Eastman finally reached a White House lawyer, Eric Herschmann. But Herschmann was not interested in entertaining Eastman’s machinations.
As he later told the House select committee investigating January 6, Herschmann immediately shut Eastman down and advised him to go looking for a different kind of lawyer.
“I’m going to give you the best free legal advice you’re ever getting in your life: Get a great f-ing criminal defense lawyer. You’re going to need it,” Herschmann recounted to the House January 6 committee, according to a portion of his recorded deposition that the panel released Tuesday.
“Then I hung up on him.”
Herschmann’s testimony, released in a video featuring committee co-chair GOP Rep. Liz Cheney, offered new insight into how, even within the Trump White House and broader administration, Eastman was viewed as facing potential legal jeopardy in connection with his role in developing a last-ditch strategy to overturn the election. The House January 6 committee released the footage from Herschmann’s closed-door interview as it previewed a Thursday hearing that will highlight Trump’s effort to pressure former Vice President Mike Pence to refuse to certify now-President Joe Biden’s electoral victory.

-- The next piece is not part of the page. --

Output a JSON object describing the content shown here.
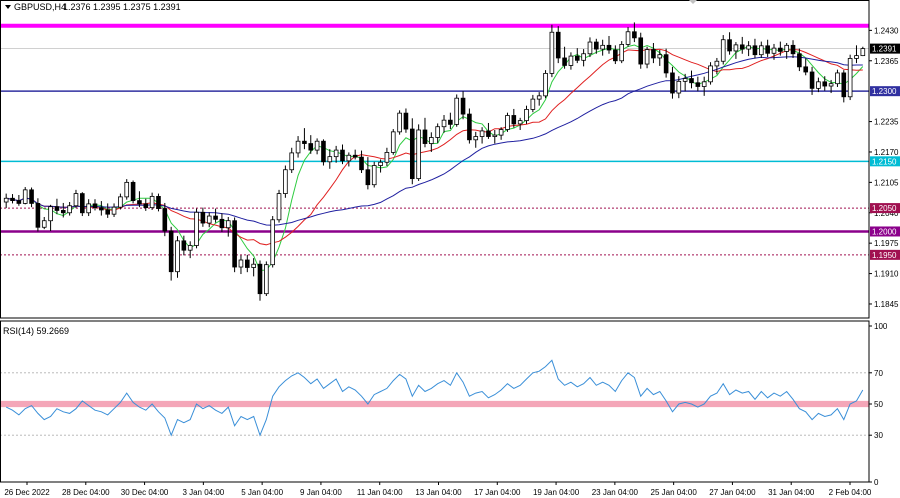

In the aftermath of that election, Eastman advanced an approach that called for Pence to refuse to count dozens of Biden’s electors and either recess the joint session of Congress gathered to certify the 2020 results or send the election to the House.
As part of that strategy, Eastman pushed state legislatures Biden won to certify alternate slates of electors who would support Trump. None of the state legislatures followed through on Eastman’s call, and Pence — acting on the advice of legal advisors and the retired Judge Michael Luttig — refused to take part in the plan.